Moody file sent. Preliminary evidence points to market manipulation in their flagship fund.

Dalton opened the file. He scrolled through the documents, his expression unchanged. It was dynamite. Enough to blow the Moody family's reputation to pieces. He typed back.

Leak the relevant sections to our friend at the SEC. Make it look like an accident. I want it trending before the opening bell.

He closed the window and leaned back. He needed a distraction. Out of habit, he opened the family's internal mail server. He monitored his mother's inbox. It was a control thing. Karon was meticulous, but she was also sentimental. Dalton was neither.

An email caught his eye. The subject line: Alistair Black History Tutoring Plan.

The sender was Johana Neal. The girl from the snow. The one who had looked at him like he was a cockroach.

He almost deleted it. He should have. But he clicked the attachment anyway.

The PDF was ten pages long. He started reading, expecting a generic list of textbook chapters. Instead, he found a highly structured, analytical breakdown of the Civil War. She had linked military strategy to political fallout. She had referenced obscure primary sources that even he recognized as impressive.

He read it twice. It was brilliant.

He remembered her standing in the snow, shivering, her nose red, her jaw set in a defiant line. He had called her a high schooler. He had dismissed her. But this document was written by a mind that was sharp, disciplined, and thorough.

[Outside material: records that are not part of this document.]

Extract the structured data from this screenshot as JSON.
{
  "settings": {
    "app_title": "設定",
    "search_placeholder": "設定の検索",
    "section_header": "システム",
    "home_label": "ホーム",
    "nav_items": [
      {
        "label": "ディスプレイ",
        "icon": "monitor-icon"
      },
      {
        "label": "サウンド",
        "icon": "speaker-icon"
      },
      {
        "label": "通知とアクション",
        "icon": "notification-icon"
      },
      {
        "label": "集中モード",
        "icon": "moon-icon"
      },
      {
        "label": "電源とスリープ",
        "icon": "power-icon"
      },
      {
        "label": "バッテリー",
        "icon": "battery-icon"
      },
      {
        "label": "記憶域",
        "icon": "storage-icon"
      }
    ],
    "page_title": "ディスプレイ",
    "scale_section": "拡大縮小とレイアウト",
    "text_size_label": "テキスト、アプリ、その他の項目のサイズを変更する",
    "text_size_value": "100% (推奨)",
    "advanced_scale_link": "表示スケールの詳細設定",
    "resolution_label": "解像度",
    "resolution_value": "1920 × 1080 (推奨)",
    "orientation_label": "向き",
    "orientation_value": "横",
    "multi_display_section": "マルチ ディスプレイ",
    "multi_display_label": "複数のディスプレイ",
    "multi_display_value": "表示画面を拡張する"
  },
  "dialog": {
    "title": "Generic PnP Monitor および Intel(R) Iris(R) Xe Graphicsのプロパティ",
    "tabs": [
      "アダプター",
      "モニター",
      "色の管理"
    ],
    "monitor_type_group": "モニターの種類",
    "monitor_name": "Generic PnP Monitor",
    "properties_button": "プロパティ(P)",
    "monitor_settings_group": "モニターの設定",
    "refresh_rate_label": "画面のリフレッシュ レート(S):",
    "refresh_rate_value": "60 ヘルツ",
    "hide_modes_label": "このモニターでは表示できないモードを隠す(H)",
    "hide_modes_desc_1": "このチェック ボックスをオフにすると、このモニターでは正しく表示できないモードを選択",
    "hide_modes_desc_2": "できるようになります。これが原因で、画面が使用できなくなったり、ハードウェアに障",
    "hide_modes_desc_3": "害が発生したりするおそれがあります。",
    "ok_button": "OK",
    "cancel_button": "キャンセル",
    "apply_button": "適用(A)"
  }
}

"Georgetown," he murmured, staring at the screen.

His phone buzzed. It was Kamren Hubbard.

"What?" Dalton answered.

"Don't bite my head off," Kamren said, his voice light and lazy. "Zane's party in the Hamptons just started. Get on a chopper and come out. You've been staring at spreadsheets for three days."

"I'm busy."

"The Moody deal is done, Dalton. You told me yourself. Come on. Zane got a shipment of that Pappy Van Winkle you like. Twenty-three years."

Dalton glanced at the Bloomberg terminal. The numbers were still ticking. The pressure in his skull was building. He needed a drink. He needed to not think about leveraged buyouts or his mother's secrets for a few hours.

"Send the address," Dalton said. "I'll be there in an hour."

He hung up. He closed the laptop, but the image of that tutoring plan stayed in his head. He stood up and changed out of his suit into a black cashmere sweater and dark jeans.

He walked out of his study and down the hall. He paused outside Alistair's door. Light spilled from under it, and the sound of gunfire from a video game echoed faintly. He didn't go in. He just stood there for a second, thinking that maybe, just maybe, that girl could actually get through to his brother.

He walked down the stairs and out the front door, into the waiting car that would take him to the helipad. He left the snow and the silence behind, heading straight for the storm of a different kind.